Advertisements of rewards for the return of lost or stolen property are commonly regarded as offers at common law. This should be distinguished from advertisements intended to lead to the making of bilateral contracts (e.g. an advertisement of a supermarket offering to sell biscuits at a discount), which are not offers. What is the position of Chinese contract law? Please go through the following Case Study.
Case Study 1.1
John asks Peter to take delivery of certain goods on his behalf, and gives Peter the cargo receipt. Peter takes away the cargo receipt and puts it in a bag, but he forgets the bag when he goes to his office by bus. Mary sees the bag being left on a seat of the bus and takes it away.
Peter later places a reward advertisement in the newspaper: ‘Anyone who returns the bag will be awarded $15,000.’ Mary reads the advertisement and returns the bag to Peter. Do you think the advertisement constitutes a valid offer in Chinese law?

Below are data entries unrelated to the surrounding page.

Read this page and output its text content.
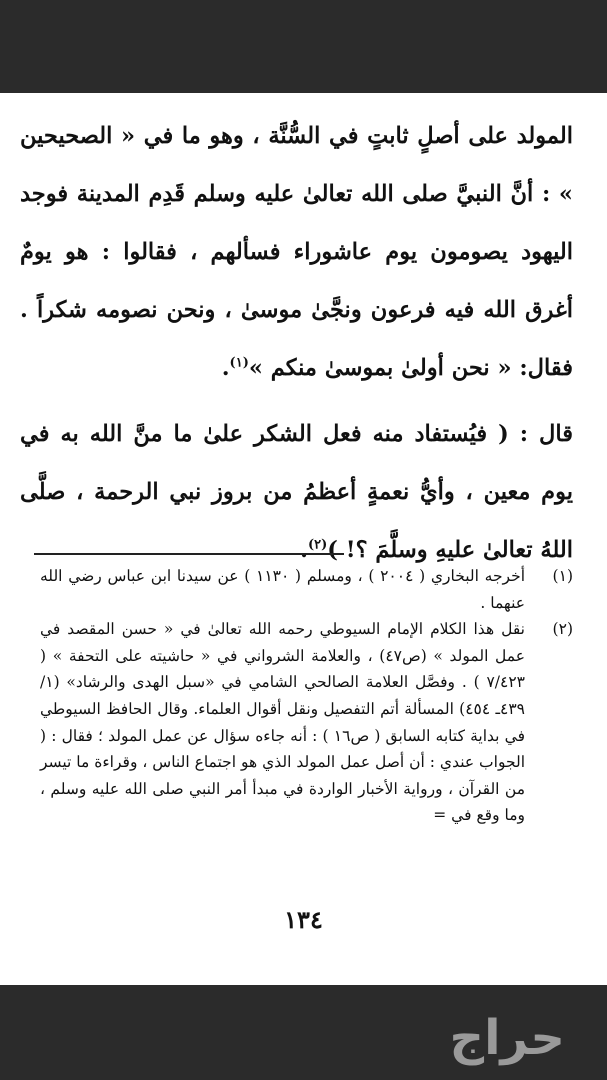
المولد على أصلٍ ثابتٍ في السُّنَّة ، وهو ما في « الصحيحين » : أنَّ النبيَّ صلى الله تعالىٰ عليه وسلم قَدِم المدينة فوجد اليهود يصومون يوم عاشوراء فسألهم ، فقالوا : هو يومٌ أغرق الله فيه فرعون ونجَّىٰ موسىٰ ، ونحن نصومه شكراً . فقال: « نحن أولىٰ بموسىٰ منكم »$^{(١)}$.

قال : ( فيُستفاد منه فعل الشكر علىٰ ما منَّ الله به في يوم معين ، وأيُّ نعمةٍ أعظمُ من بروز نبي الرحمة ، صلَّى اللهُ تعالىٰ عليهِ وسلَّمَ ؟! )$^{(٢)}$.

(١)
أخرجه البخاري ( ٢٠٠٤ ) ، ومسلم ( ١١٣٠ ) عن سيدنا ابن عباس رضي الله عنهما .
(٢)
نقل هذا الكلام الإمام السيوطي رحمه الله تعالىٰ في « حسن المقصد في عمل المولد » (ص٤٧) ، والعلامة الشرواني في « حاشيته على التحفة » ( ٧/٤٢٣ ) . وفصَّل العلامة الصالحي الشامي في «سبل الهدى والرشاد» (١/ ٤٣٩ـ ٤٥٤) المسألة أتم التفصيل ونقل أقوال العلماء. وقال الحافظ السيوطي في بداية كتابه السابق ( ص١٦ ) : أنه جاءه سؤال عن عمل المولد ؛ فقال : ( الجواب عندي : أن أصل عمل المولد الذي هو اجتماع الناس ، وقراءة ما تيسر من القرآن ، ورواية الأخبار الواردة في مبدأ أمر النبي صلى الله عليه وسلم ، وما وقع في =
١٣٤
حراج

In Chinese law, a reward advertisement is a unilateral juristic act. Article 57 of the General
Principles of Civil Law provides:
A civil justice act shall be legally binding once it is instituted. The actor shall not alter or rescind his act except in accordance with the
law or with the other party’s consent. In the above example, the offer is valid, and Peter is bound to pay the reward of $15,000.
Article 112 of the Property Law (also translated as the ‘Real Right Law’) confirms the validity of advertisements of rewards: The right holder of the object, when obtaining a lost-and-found object, shall pay the person who finds the object or the related department such necessary expenses as the cost for safekeeping the object. Where a right holder promises to offer a reward for finding the object, he shall, when claiming the object, perform the obligation of granting the reward. Where the person who finds the object misappropriates the lost object, he/she shall be deprived of the right to ask for paying the expenses he/she has paid for safekeeping the object or require the holder to perform the obligation as promised.
It is important to know whether an advertisement of rewards constitutes a unilateral juristic act or a contract in Chinese law for the following reasons:
- In the above example, assuming that Mary is not aware of the advertisement, will she be entitled to the reward? If the advertisement constitutes a contract, Mary will be entitled to the reward only if she reads the newspaper before she returns the lost property. On the other hand, if it is a unilateral juristic act, she will be entitled to the reward regardless of her knowledge of the advertisement.
- If Mary is of limited civil capacity, say a child of 6, will she be entitled to the reward? If the advertisement constitutes a contract, she will not be entitled to it, because she has no sufficient civil capacity to enter into a contract. However, if it is a unilateral juristic act, she is arguably entitled to the reward.
An advertisement of rewards is generally regarded as a unilateral juristic act in China.
A notice is placed at the entrance of a shopping mall:
Any single purchase of every $1,000 is entitled to one lucky draw ticket.
First prize: $30,000.
Second prize: $20,000.
Ann does not see the notice before she buys a notebook computer for $10,000 at the shopping mall. When she is about to leave the shop, she is given 10 lucky draw tickets. She opens one of the tickets and finds that she has won first prize. The shopping mall refuses to give the prize to her, alleging that there is no valid contract between the shopping mall and Ann. Please discuss.